Ketua Umum Partai DemokrasI Indonesia Perjuangan ini, memperingati Hari Perempuan Internasional yang jatuh pada hari ini, 8 Maret 2018.
"Saya begitu penuh pengalaman terhadap permasalahan perempuan ini," ujar Megawati di Jatinangor, Bandung, Jawa Barat, Kamis (8/3/2018).
Megawati mengatakan, Undang-Undang Nomor 2 Tahun 2008 memuat kebijakan yang mengharuskan partai politik menyertakan keterwakilan perempuan minimal 30% dalam pendirian maupun dalam kepengurusan di tingkat pusat.
Angka ini didapat berdasarkan penelitian Perserikatan Bangsa-Bangsa yang menyatakan bahwa jumlah minimum 30 persen memungkinkan terjadinya suatu perubahan dan membawa dampak pada kualitas keputusan yang diambil dalam lembaga-lembaga publik.
"Memang maksud dan niat untuk memberikan kuota 30 persen itu sangat baik.
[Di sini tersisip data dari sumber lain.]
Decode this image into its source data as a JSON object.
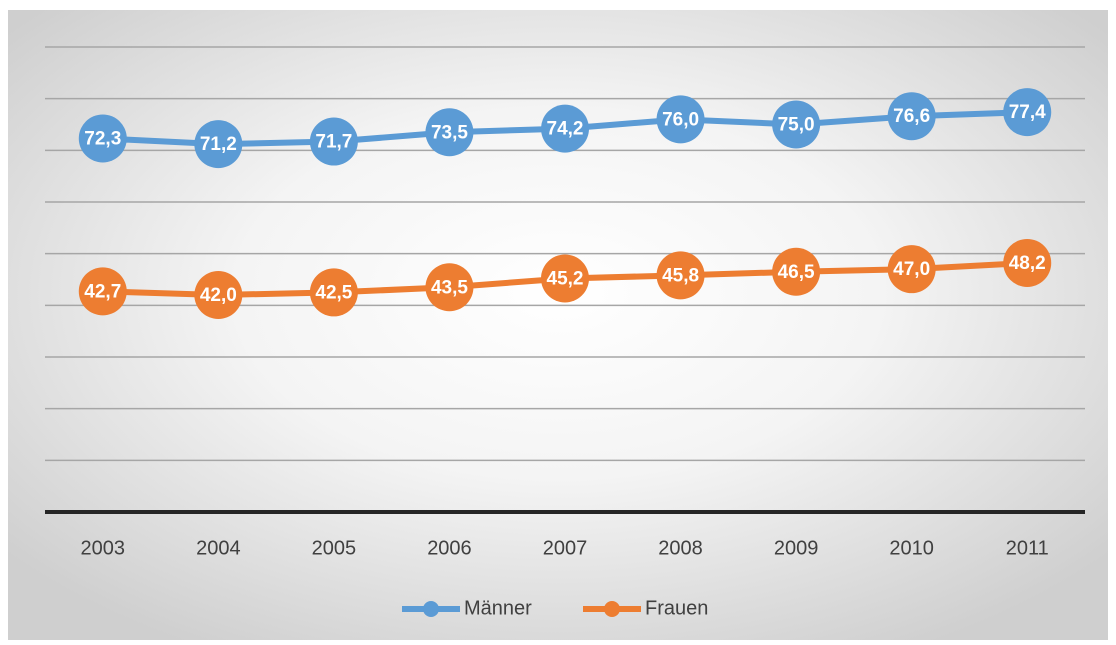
{
  "chart_data": {
    "type": "line",
    "categories": [
      "2003",
      "2004",
      "2005",
      "2006",
      "2007",
      "2008",
      "2009",
      "2010",
      "2011"
    ],
    "series": [
      {
        "name": "Männer",
        "color": "#5b9bd5",
        "values": [
          72.3,
          71.2,
          71.7,
          73.5,
          74.2,
          76.0,
          75.0,
          76.6,
          77.4
        ],
        "value_labels": [
          "72,3",
          "71,2",
          "71,7",
          "73,5",
          "74,2",
          "76,0",
          "75,0",
          "76,6",
          "77,4"
        ]
      },
      {
        "name": "Frauen",
        "color": "#ed7d31",
        "values": [
          42.7,
          42.0,
          42.5,
          43.5,
          45.2,
          45.8,
          46.5,
          47.0,
          48.2
        ],
        "value_labels": [
          "42,7",
          "42,0",
          "42,5",
          "43,5",
          "45,2",
          "45,8",
          "46,5",
          "47,0",
          "48,2"
        ]
      }
    ],
    "ylim": [
      0,
      90
    ],
    "yticks": [
      0,
      10,
      20,
      30,
      40,
      50,
      60,
      70,
      80,
      90
    ],
    "grid": true,
    "legend": "bottom"
  }
}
Tetapi pada tataran lapangannya, pada kenyataannya, sangat sulit hari-hari ini, untuk mencari kaum wanita yang mau, masuk, terjun ke bidang politik," ujar Megawati.
Baca: Wakil Ketua KPK Ungkap Modus Suap yang Gunakan Judi di Luar Negeri
Megawati mengatakan, beberapa perempuan mendaftar menjadi kader PDIP. Begitu terdaftar sebagai kader, ucap Megawati, karir mereka cukup baik. Namun, di tengah jalan, karir terpaksa berhenti karena permintaan suami.
"Saya bertanya kenapa, karir politik mu bagus. 'Karena di dalam keluarga saya, suami saya, mengatakan, harus memilih antara suami dan karir politik'," ujar Megawati.
Mendengar alasan kadernya itu, membuat Megawati lemas dan tak bersuara karena menyangkut permasalahan keluarga.
"Saya lalu lemas, lalu saya merasa tidak bisa bersuara, tidak bisa memberi usul dan saran. Karena itu sudah masuk ranah keluarga," ujarnya.
Megawati mengamati fenomena yang ada di Indonesia. Menurutnya, pasca Indonesia merdeka pada 1945, ada tren penurunan partisipasi perempuan di dunia politik.
"Beda dengan ibu-ibu kita waktu mereka masih ikut berjuang dengan bapak-bapak sangat kelihatan gairahnya untuk berkiprah di bidang politik," ujar Megawati.